Bug 60289 - UTF decoding in XSSFRichTextString does not work when the code is lowercase
Summary: UTF decoding in XSSFRichTextString does not work when the code is lowercase
Alias: None
Product: POI
Classification: Unclassified
Component: XSSF (show other bugs)
Version: 3.15-FINAL
Hardware: PC All
: P2 trivial (vote)
Target Milestone: ---
Assignee: POI Developers List
Keywords: PatchAvailable
Depends on:
Reported: 2016-10-21 11:32 UTC by Daniel Gonzalez
Modified: 2016-10-21 16:32 UTC (History)
0 users

Microsoft Access Database to reproduce the bug (29.97 KB, application/x-zip-compressed)
2016-10-21 11:32 UTC, Daniel Gonzalez
Patch that fixes the bug (1.40 KB, patch)
2016-10-21 11:35 UTC, Daniel Gonzalez
Details | Diff

Note You need to log in before you can comment on or make changes to this bug.
Description Daniel Gonzalez 2016-10-21 11:32:46 UTC
Created attachment 34397 [details]
Microsoft Access Database to reproduce the bug


The class XSSFRichTextString decodes the UTF strings that OOXML format stores in the XML that it generates, this works as expected when the file is generated from Excel as it generates the code with an uupercase hex value, eg: _x000D_ will get translated to /r. 

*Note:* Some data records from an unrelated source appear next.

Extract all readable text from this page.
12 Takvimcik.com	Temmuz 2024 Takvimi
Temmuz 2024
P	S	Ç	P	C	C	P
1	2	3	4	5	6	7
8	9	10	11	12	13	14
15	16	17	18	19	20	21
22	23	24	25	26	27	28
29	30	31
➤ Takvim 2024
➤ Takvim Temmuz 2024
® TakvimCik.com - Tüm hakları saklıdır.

But I have found that when you export from Microsoft Access 2010 (I haven't tested in newer versions) through a Visual Basic macro using the method DoCmd.TransferSpreadsheet (https://msdn.microsoft.com/en-us/library/office/ff844793.aspx) with the type acSpreadsheetTypeExcel12Xml to export to OOXML it generates the UTF characters with the values in lowercase, eg: _x000d_ wich are not matched by the regular expression used in XSSFRichTextString and thus get passed to the value unmodified.

That's not a problem if the value is stored back to an xslx file, as Excel understand it and decodes the character, but in my case we copy this value to a CSV file which causes the code _x000d_ to be transferred to the text file and not the expected /r. Similar results can be seen if you output the XSSFRichTextString value to a log.

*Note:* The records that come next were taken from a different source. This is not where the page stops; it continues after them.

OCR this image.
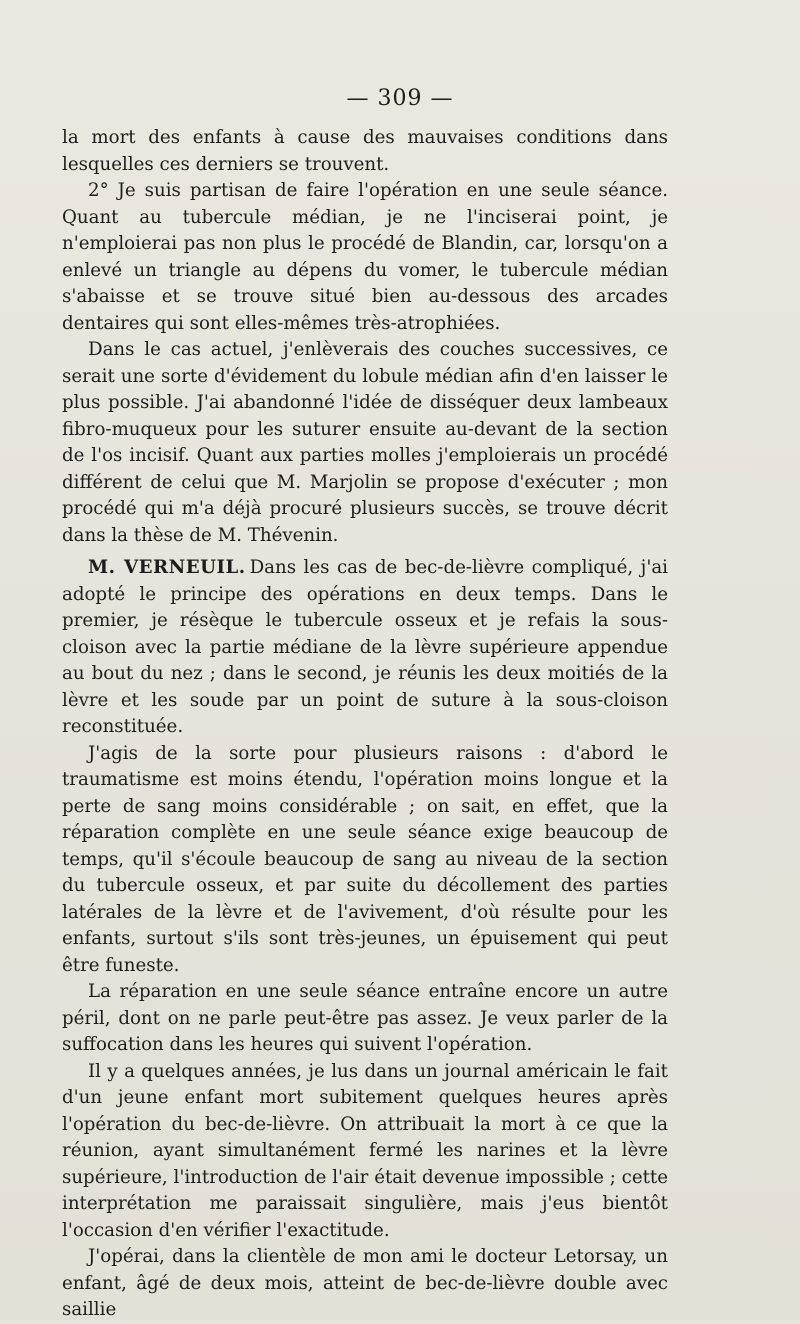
— 309 —

la mort des enfants à cause des mauvaises conditions dans lesquelles ces derniers se trouvent.

2° Je suis partisan de faire l'opération en une seule séance. Quant au tubercule médian, je ne l'inciserai point, je n'emploierai pas non plus le procédé de Blandin, car, lorsqu'on a enlevé un triangle au dépens du vomer, le tubercule médian s'abaisse et se trouve situé bien au-dessous des arcades dentaires qui sont elles-mêmes très-atrophiées.

Dans le cas actuel, j'enlèverais des couches successives, ce serait une sorte d'évidement du lobule médian afin d'en laisser le plus possible. J'ai abandonné l'idée de disséquer deux lambeaux fibro-muqueux pour les suturer ensuite au-devant de la section de l'os incisif. Quant aux parties molles j'emploierais un procédé différent de celui que M. Marjolin se propose d'exécuter ; mon procédé qui m'a déjà procuré plusieurs succès, se trouve décrit dans la thèse de M. Thévenin.

M. VERNEUIL. Dans les cas de bec-de-lièvre compliqué, j'ai adopté le principe des opérations en deux temps. Dans le premier, je résèque le tubercule osseux et je refais la sous-cloison avec la partie médiane de la lèvre supérieure appendue au bout du nez ; dans le second, je réunis les deux moitiés de la lèvre et les soude par un point de suture à la sous-cloison reconstituée.

J'agis de la sorte pour plusieurs raisons : d'abord le traumatisme est moins étendu, l'opération moins longue et la perte de sang moins considérable ; on sait, en effet, que la réparation complète en une seule séance exige beaucoup de temps, qu'il s'écoule beaucoup de sang au niveau de la section du tubercule osseux, et par suite du décollement des parties latérales de la lèvre et de l'avivement, d'où résulte pour les enfants, surtout s'ils sont très-jeunes, un épuisement qui peut être funeste.

La réparation en une seule séance entraîne encore un autre péril, dont on ne parle peut-être pas assez. Je veux parler de la suffocation dans les heures qui suivent l'opération.

Il y a quelques années, je lus dans un journal américain le fait d'un jeune enfant mort subitement quelques heures après l'opération du bec-de-lièvre. On attribuait la mort à ce que la réunion, ayant simultanément fermé les narines et la lèvre supérieure, l'introduction de l'air était devenue impossible ; cette interprétation me paraissait singulière, mais j'eus bientôt l'occasion d'en vérifier l'exactitude.

J'opérai, dans la clientèle de mon ami le docteur Letorsay, un enfant, âgé de deux mois, atteint de bec-de-lièvre double avec saillie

Attached is a simple Access Database with one table that has one rich text field that contains the character /r and a Visual Basic module that exports the contents of the tables to Excel, I have also included the Excel that results from executing the macro.

Comment 1 Daniel Gonzalez 2016-10-21 11:35:58 UTC
Created attachment 34398 [details]
Patch that fixes the bug

We created a trivial patch changing the regular expression on XSSFRichTextString to accept lowercase hex values. I attached it in case it could be useful.
Comment 2 Dominik Stadler 2016-10-21 16:32:32 UTC
Applied in r1766065, thanks for the patch, this will be included in 3.16-beta1.